Donald Trump: "I know. You're the only one with this number."
Bill Clinton: "I'm just calling to check on how you're doing. Things are going pretty well, but I know this has to be tough on you. Are you holding up okay?"
Donald Trump: "God! It is getting nasty. I never expected that these people would be so damned savage! They seem to be coming from all sides now. I know that we talked about this before we began, but...damn...this is brutal!"
Bill Clinton: "Well, just hang in there. The whole mess is going to get packed up in a couple of weeks. Hill's going to be President, and you can fire up that Trump network you've always wanted. The Face Book thing seemed to work out pretty well."
Donald Trump: "Even Melania is getting freaked out. Of course I haven't told her anything about the plan, so she's just kind of stuck out there with all this media rolling in on us. I don't think she suspects that we're scheming the game. I guess a lot of this is not really surprising her."

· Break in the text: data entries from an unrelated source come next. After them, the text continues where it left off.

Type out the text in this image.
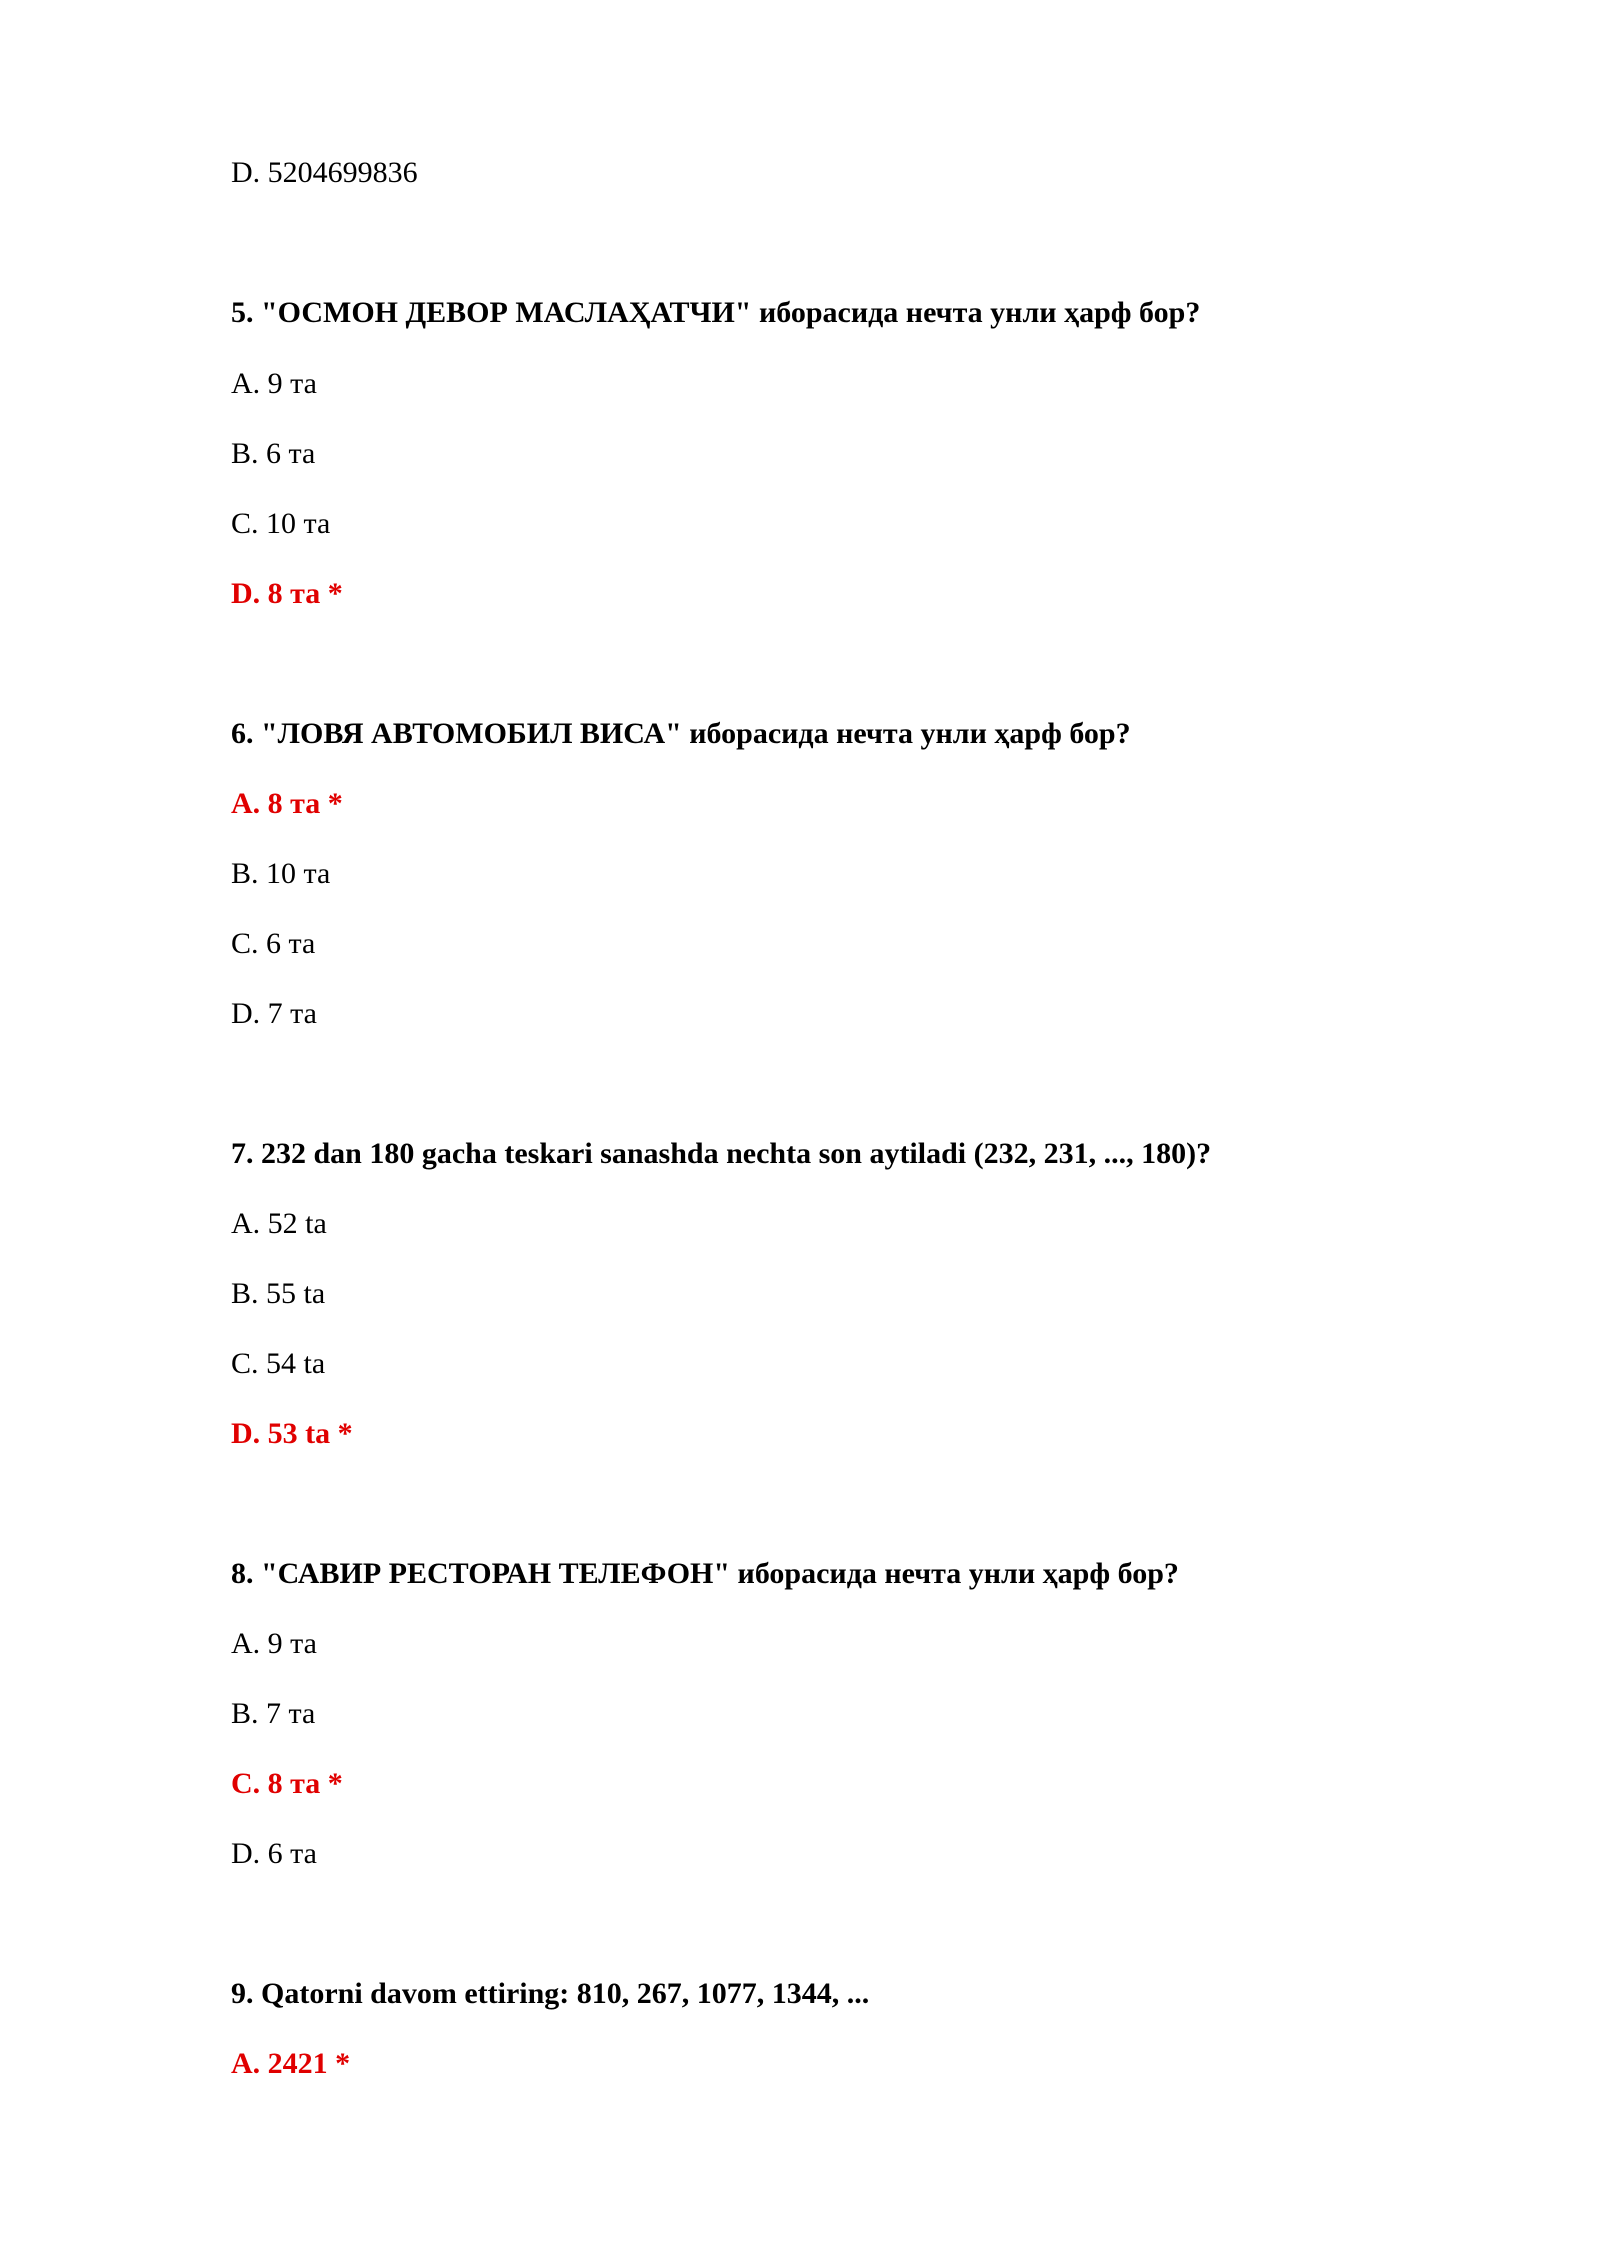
D. 5204699836
5. "ОСМОН ДЕВОР МАСЛАҲАТЧИ" иборасида нечта унли ҳарф бор?
A. 9 та
B. 6 та
C. 10 та
D. 8 та *
6. "ЛОВЯ АВТОМОБИЛ ВИСА" иборасида нечта унли ҳарф бор?
A. 8 та *
B. 10 та
C. 6 та
D. 7 та
7. 232 dan 180 gacha teskari sanashda nechta son aytiladi (232, 231, ..., 180)?
A. 52 ta
B. 55 ta
C. 54 ta
D. 53 ta *
8. "САВИР РЕСТОРАН ТЕЛЕФОН" иборасида нечта унли ҳарф бор?
A. 9 та
B. 7 та
C. 8 та *
D. 6 та
9. Qatorni davom ettiring: 810, 267, 1077, 1344, ...
A. 2421 *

Bill Clinton: "Well, I can't imagine that you need any advice from me on how to handle the women." He chuckles. "You're likely to pull 30 or 40 million votes in November. All of those Trump voters are going to turn into a ready made audience on the first day you're broadcasting -- plus the paranoia about rigging the election should set you up nicely with lots of passion among your viewers. You know that the network is going to be selling commercials -- and your brand, too -- like whores in a lumber camp. When things get discouraging, just remember how good it's going to feel to be sitting up there in the executive office of Trump News or whatever you're planning to call it."
Donald Trump: "I know, I know. I've even been thinking about hiring Hannity and O'Reilly right out from under Murdoch. I am so tired of that old bastard. I'd love to leave him stranded with all the rest of those losers he's got under contract. Plus, if either of them ever cross me, I would be able to just fire their asses. What could be better than that?"

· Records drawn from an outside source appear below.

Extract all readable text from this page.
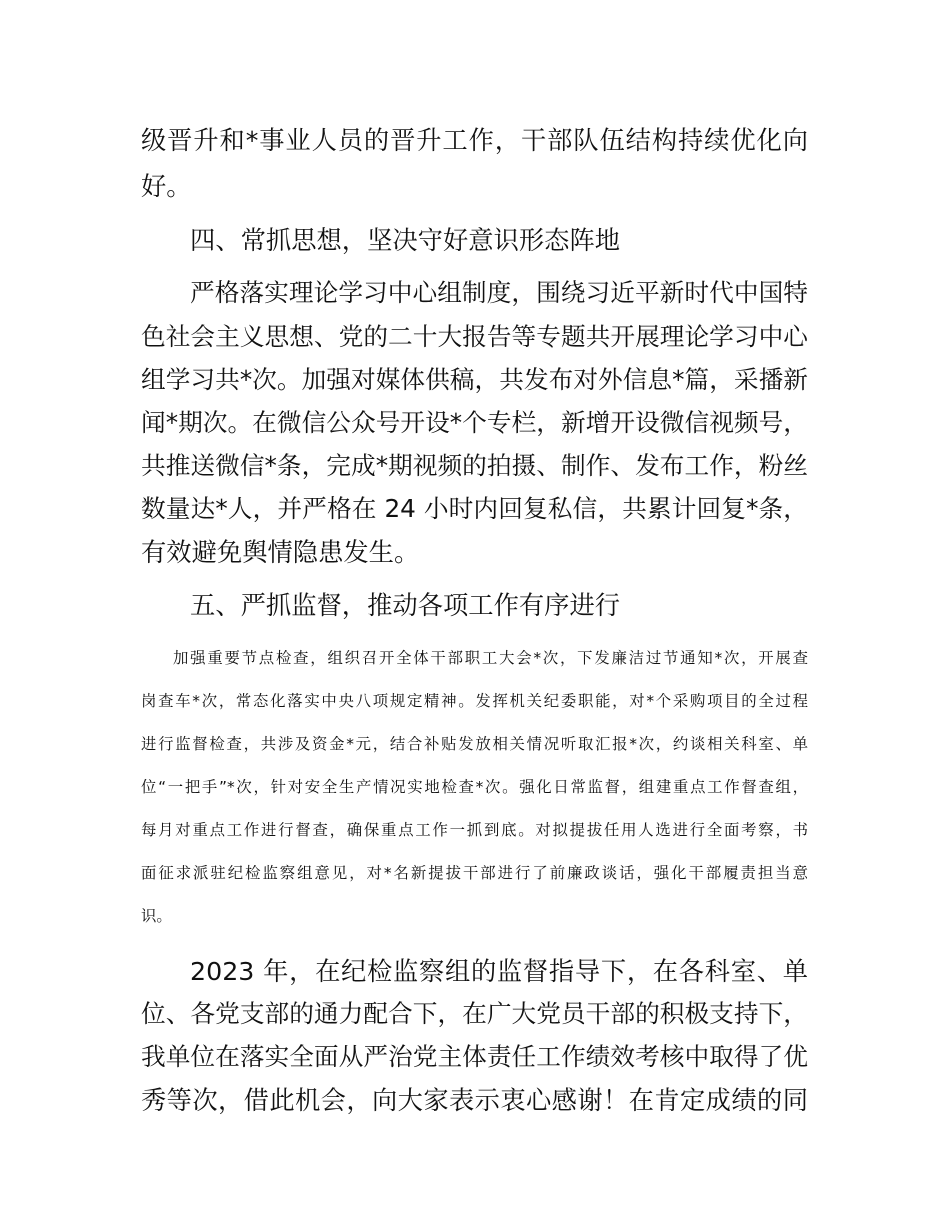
级晋升和*事业人员的晋升工作，干部队伍结构持续优化向
好。
四、常抓思想，坚决守好意识形态阵地
严格落实理论学习中心组制度，围绕习近平新时代中国特
色社会主义思想、党的二十大报告等专题共开展理论学习中心
组学习共*次。加强对媒体供稿，共发布对外信息*篇，采播新
闻*期次。在微信公众号开设*个专栏，新增开设微信视频号，
共推送微信*条，完成*期视频的拍摄、制作、发布工作，粉丝
数量达*人，并严格在 24 小时内回复私信，共累计回复*条，
有效避免舆情隐患发生。
五、严抓监督，推动各项工作有序进行
加强重要节点检查，组织召开全体干部职工大会*次，下发廉洁过节通知*次，开展查
岗查车*次，常态化落实中央八项规定精神。发挥机关纪委职能，对*个采购项目的全过程
进行监督检查，共涉及资金*元，结合补贴发放相关情况听取汇报*次，约谈相关科室、单
位“一把手”*次，针对安全生产情况实地检查*次。强化日常监督，组建重点工作督查组，
每月对重点工作进行督查，确保重点工作一抓到底。对拟提拔任用人选进行全面考察，书
面征求派驻纪检监察组意见，对*名新提拔干部进行了前廉政谈话，强化干部履责担当意
识。
2023 年，在纪检监察组的监督指导下，在各科室、单
位、各党支部的通力配合下，在广大党员干部的积极支持下，
我单位在落实全面从严治党主体责任工作绩效考核中取得了优
秀等次，借此机会，向大家表示衷心感谢！在肯定成绩的同
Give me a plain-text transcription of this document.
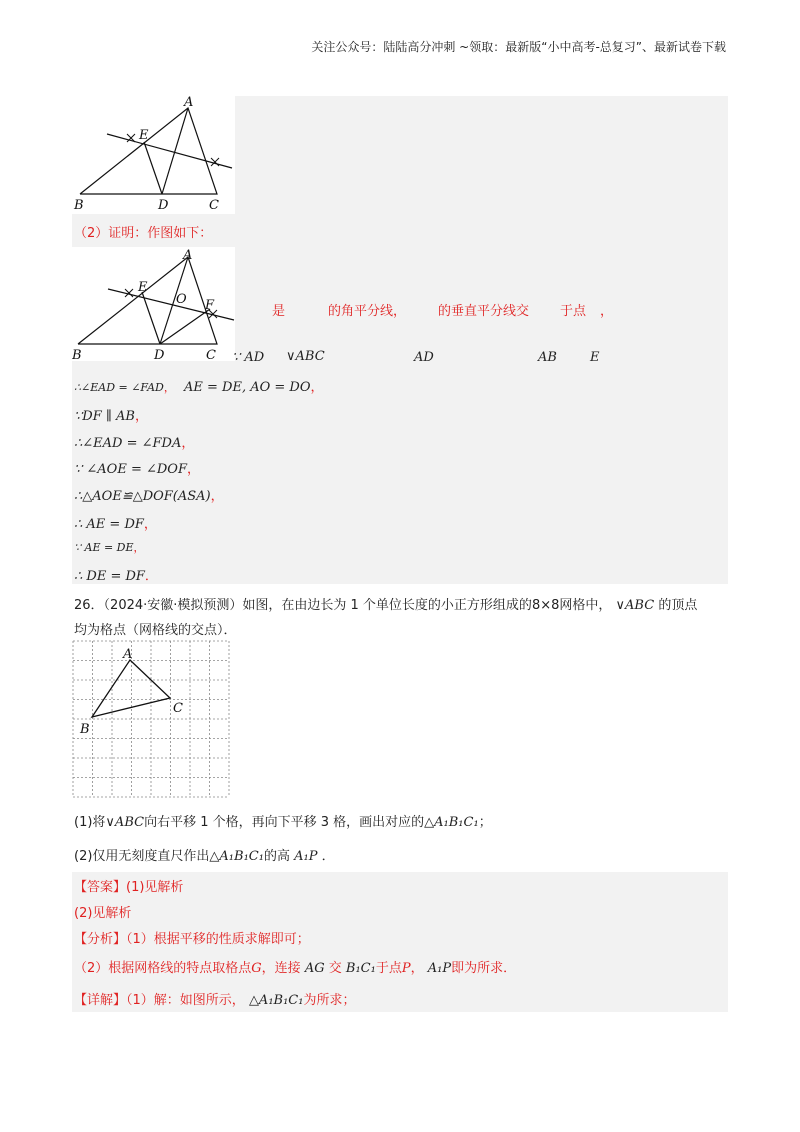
关注公众号：陆陆高分冲刺 ~领取：最新版“小中高考-总复习”、最新试卷下载
A
E
B	D	C
（2）证明：作图如下：
A
E
O F
B	D	C
是	的角平分线， 的垂直平分线交 于点 ，
∵ AD ∨ABC	AD	AB	E
∴∠EAD = ∠FAD， AE = DE, AO = DO，
∵DF ∥ AB，
∴∠EAD = ∠FDA，
∵ ∠AOE = ∠DOF，
∴△AOE≌△DOF(ASA)，
∴ AE = DF，
∵ AE = DE，
∴ DE = DF．
26．（2024·安徽·模拟预测）如图，在由边长为 1 个单位长度的小正方形组成的8×8网格中， ∨ABC 的顶点
均为格点（网格线的交点）．
A
B
C
(1)将∨ABC向右平移 1 个格，再向下平移 3 格，画出对应的△A₁B₁C₁；
(2)仅用无刻度直尺作出△A₁B₁C₁的高 A₁P ．
【答案】(1)见解析
(2)见解析
【分析】（1）根据平移的性质求解即可；
（2）根据网格线的特点取格点G，连接 AG 交 B₁C₁于点P， A₁P即为所求．
【详解】（1）解：如图所示， △A₁B₁C₁为所求；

Bill Clinton: "You've got a good eye for spotting business opportunities, Donald. You grabbed a hold of this Trump network idea and ran with it. The best part is that this idea is almost certainly going to work! If you can get half of your voters to tune in to that thing every day, you'll have better ratings than FOX. The Trump network can finally leave the old fascist and his Arab billionaire Prince in the dust bin of history, to use an old Reagan phrase."

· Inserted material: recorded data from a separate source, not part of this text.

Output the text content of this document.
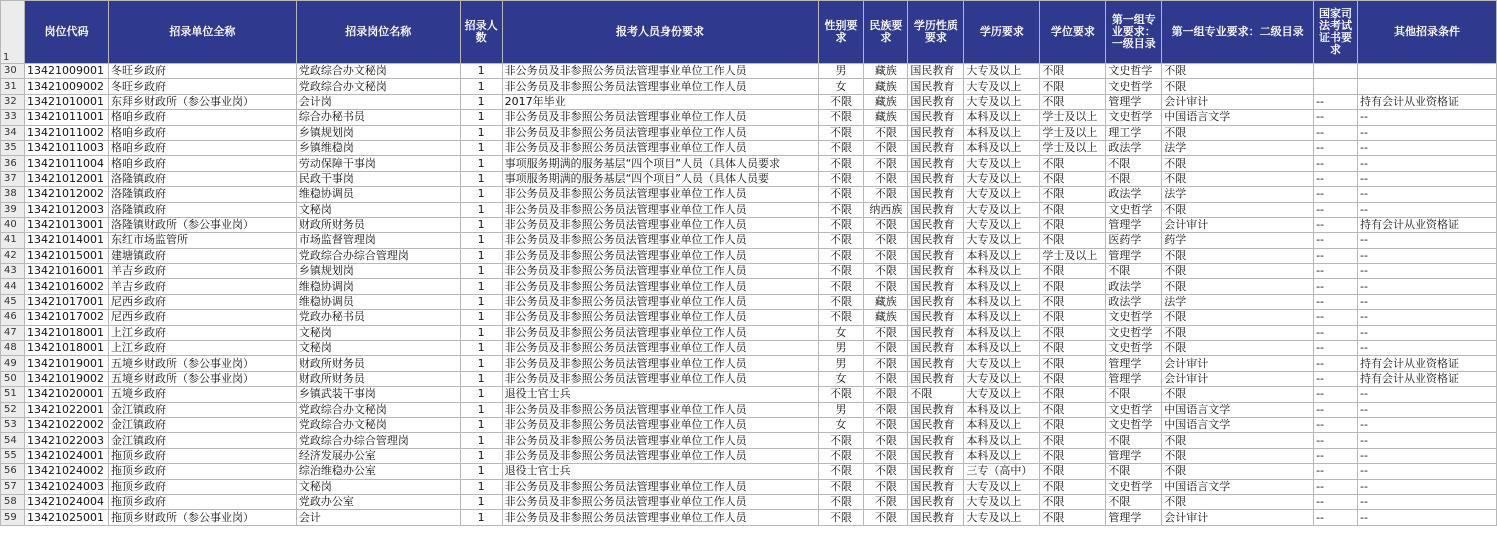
1	岗位代码	招录单位全称	招录岗位名称	招录人数	报考人员身份要求	性别要求	民族要求	学历性质要求	学历要求	学位要求	第一组专业要求：一级目录	第一组专业要求：二级目录	国家司法考试证书要求	其他招录条件
30	13421009001	冬旺乡政府	党政综合办文秘岗	1	非公务员及非参照公务员法管理事业单位工作人员	男	藏族	国民教育	大专及以上	不限	文史哲学	不限		
31	13421009002	冬旺乡政府	党政综合办文秘岗	1	非公务员及非参照公务员法管理事业单位工作人员	女	藏族	国民教育	大专及以上	不限	文史哲学	不限		
32	13421010001	东拜乡财政所（参公事业岗）	会计岗	1	2017年毕业	不限	藏族	国民教育	大专及以上	不限	管理学	会计审计	--	持有会计从业资格证
33	13421011001	格咱乡政府	综合办秘书员	1	非公务员及非参照公务员法管理事业单位工作人员	不限	藏族	国民教育	本科及以上	学士及以上	文史哲学	中国语言文学	--	--
34	13421011002	格咱乡政府	乡镇规划岗	1	非公务员及非参照公务员法管理事业单位工作人员	不限	不限	国民教育	本科及以上	学士及以上	理工学	不限	--	--
35	13421011003	格咱乡政府	乡镇维稳岗	1	非公务员及非参照公务员法管理事业单位工作人员	不限	不限	国民教育	本科及以上	学士及以上	政法学	法学	--	--
36	13421011004	格咱乡政府	劳动保障干事岗	1	事项服务期满的服务基层“四个项目”人员（具体人员要求	不限	不限	国民教育	大专及以上	不限	不限	不限	--	--
37	13421012001	洛隆镇政府	民政干事岗	1	事项服务期满的服务基层“四个项目”人员（具体人员要	不限	不限	国民教育	大专及以上	不限	不限	不限	--	--
38	13421012002	洛隆镇政府	维稳协调员	1	非公务员及非参照公务员法管理事业单位工作人员	不限	不限	国民教育	大专及以上	不限	政法学	法学	--	--
39	13421012003	洛隆镇政府	文秘岗	1	非公务员及非参照公务员法管理事业单位工作人员	不限	纳西族	国民教育	大专及以上	不限	文史哲学	不限	--	--
40	13421013001	洛隆镇财政所（参公事业岗）	财政所财务员	1	非公务员及非参照公务员法管理事业单位工作人员	不限	不限	国民教育	大专及以上	不限	管理学	会计审计	--	持有会计从业资格证
41	13421014001	东红市场监管所	市场监督管理岗	1	非公务员及非参照公务员法管理事业单位工作人员	不限	不限	国民教育	大专及以上	不限	医药学	药学	--	--
42	13421015001	建塘镇政府	党政综合办综合管理岗	1	非公务员及非参照公务员法管理事业单位工作人员	不限	不限	国民教育	本科及以上	学士及以上	管理学	不限	--	--
43	13421016001	羊吉乡政府	乡镇规划岗	1	非公务员及非参照公务员法管理事业单位工作人员	不限	不限	国民教育	本科及以上	不限	不限	不限	--	--
44	13421016002	羊吉乡政府	维稳协调岗	1	非公务员及非参照公务员法管理事业单位工作人员	不限	不限	国民教育	本科及以上	不限	政法学	不限	--	--
45	13421017001	尼西乡政府	维稳协调员	1	非公务员及非参照公务员法管理事业单位工作人员	不限	藏族	国民教育	本科及以上	不限	政法学	法学	--	--
46	13421017002	尼西乡政府	党政办秘书员	1	非公务员及非参照公务员法管理事业单位工作人员	不限	藏族	国民教育	本科及以上	不限	文史哲学	不限	--	--
47	13421018001	上江乡政府	文秘岗	1	非公务员及非参照公务员法管理事业单位工作人员	女	不限	国民教育	本科及以上	不限	文史哲学	不限	--	--
48	13421018001	上江乡政府	文秘岗	1	非公务员及非参照公务员法管理事业单位工作人员	男	不限	国民教育	本科及以上	不限	文史哲学	不限	--	--
49	13421019001	五境乡财政所（参公事业岗）	财政所财务员	1	非公务员及非参照公务员法管理事业单位工作人员	男	不限	国民教育	大专及以上	不限	管理学	会计审计	--	持有会计从业资格证
50	13421019002	五境乡财政所（参公事业岗）	财政所财务员	1	非公务员及非参照公务员法管理事业单位工作人员	女	不限	国民教育	大专及以上	不限	管理学	会计审计	--	持有会计从业资格证
51	13421020001	五境乡政府	乡镇武装干事岗	1	退役士官士兵	不限	不限	不限	大专及以上	不限	不限	不限	--	--
52	13421022001	金江镇政府	党政综合办文秘岗	1	非公务员及非参照公务员法管理事业单位工作人员	男	不限	国民教育	本科及以上	不限	文史哲学	中国语言文学	--	--
53	13421022002	金江镇政府	党政综合办文秘岗	1	非公务员及非参照公务员法管理事业单位工作人员	女	不限	国民教育	本科及以上	不限	文史哲学	中国语言文学	--	--
54	13421022003	金江镇政府	党政综合办综合管理岗	1	非公务员及非参照公务员法管理事业单位工作人员	不限	不限	国民教育	本科及以上	不限	不限	不限	--	--
55	13421024001	拖顶乡政府	经济发展办公室	1	非公务员及非参照公务员法管理事业单位工作人员	不限	不限	国民教育	本科及以上	不限	管理学	不限	--	--
56	13421024002	拖顶乡政府	综治维稳办公室	1	退役士官士兵	不限	不限	国民教育	三专（高中）	不限	不限	不限	--	--
57	13421024003	拖顶乡政府	文秘岗	1	非公务员及非参照公务员法管理事业单位工作人员	不限	不限	国民教育	大专及以上	不限	文史哲学	中国语言文学	--	--
58	13421024004	拖顶乡政府	党政办公室	1	非公务员及非参照公务员法管理事业单位工作人员	不限	不限	国民教育	大专及以上	不限	不限	不限	--	--
59	13421025001	拖顶乡财政所（参公事业岗）	会计	1	非公务员及非参照公务员法管理事业单位工作人员	不限	不限	国民教育	大专及以上	不限	管理学	会计审计	--	--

Donald Trump: "Don't cut yourself short, Bill. You were the one who spotted 40 million voters who were so disgruntled with the status quo that even a guy like me could draw 'em in! Plus, even though everybody knew that there was no love lost between you and the Republican Party after the thing with Monica, no one thought anyone could ever actually do anything about it. Now look at 'em. They're wrecked. Even the old banksters and billionaires are spinning in their shoes."
Bill Clinton: "Yeah. This thing was just sitting there like a over ripe peach, waiting for a couple of guys with the know how to pluck that baby off the tree. Things might be looking a little dismal for you right now, Donald, but just wait -- payday's coming in November!"
Donald Trump: "Have you got any tips for these last couple of weeks, Bill?"
Bill Clinton: "Just keep going with the racist stuff. Your crowd's gobblin' up that stuff like hungry vultures. The rigged election thing is also working even better than I thought it would. Just remember, every time you get those hill billies and bigots fired up enough to beat down a protester, you're solidifying your new network's viewer base. Just try to picture Rupert Murdoch turning out the lights and locking the door at NEWSCORP."
Donald Trump: "Thanks, Bill. I'm feeling better about this."
Bill Clinton: "Are you ready to hit it hard for another couple of weeks, Donald?"
Donald Trump: "Let's get it done. Give my love to Hillary."
Bill Clinton: "I sure will. Remember to just give me a call -- anytime -- if this stuff starts to get you down again."
Donald Trump: "Thanks again. I'll call you if I need you."